Now if you read my post on Friday, then you know that I am extremely allergic to bee stings. At that point I had not been stung in nearly twenty years. I had spent my whole life avoiding bees like the plague. So I did what I normally do; I screamed like a girl and ran away.
I kid you not.
That usually works, because bees on their own do not attack people. This bee apparently had other ideas. After running about 50 yards I stopped, and it was still following me, buzzing my face. Cue mind-numbing fear. We are about a quarter mile from camp - and my medical kit. I have the necessary medication, but that only helps if I can get to it in time. So getting away from the bee became very important to me.
To cut a long story short(ish) I ran up and down the path four or five times before the bees eventually managed to sting me on my arm. While I was running away! How rude!
Luckily we had the bakkie, so I jumped in, and the driver rushed me back to the safety of my tent. Once at the tent, I was able to get the sting out with my pocket knife, and reached for my allergy kit…
Which was gone!
I have been carrying that box with me for 25 years. 18 of those years without incident, but the kit has gone to all four corners of the country with me. And now that I needed it, there was nothing. To this day I don’t know how it ended up being left at home, but it was. So I was stuck, miles from the nearest town, and probably at least an hour from the nearest medical help. There was not much to do except look for a dying hole, and wait for anaphylactic shock to set in. So I took an anti-histamine tablet, and sat down to see what would happen. Not that I had any hope for the tablet, which was a sustained release, and thus would probably only start working after I was dead. What happened next was…
Nothing. Absolutely nothing.
I mean, the spider bite I had from the night before was swelling more than the sting. I could not understand it. Absolutely no reaction whatsoever. Last time I got stung on my hand, it took three days before the swelling stopped spreading, and here it wasn’t even starting.
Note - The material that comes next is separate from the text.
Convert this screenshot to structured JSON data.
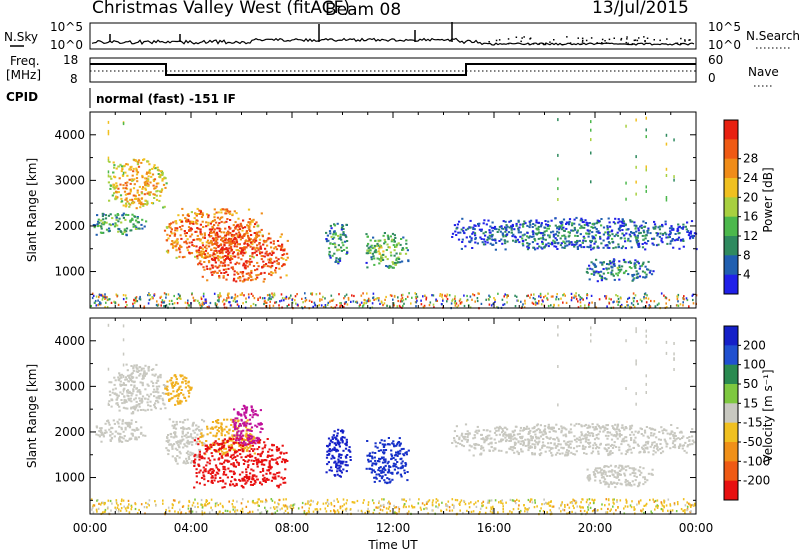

After a few minutes I couldn’t even feel it, and the next day I was fit to drive home.
A few days later, after explaining the whole story to a friend of mine, I had a thought. Luckily the friend was also my pharmacist, and thus perfectly qualified to support my theory. It turns out that the cough mixture I was taking for my annoying cough has quite a strong anti-histamine in it. So I had spent the entire night before, and morning, flooding my body with a prophylactic dose, strong enough to repel a dozen bees. In fact I reckon the way I was drinking that stuff, the bee may have saved me from overdose by using some of it up.
So I didn’t complain about the cough anymore, even though it didn’t clear up until February. I still don’t know what causes me to cough every year, but it just might have saved my life.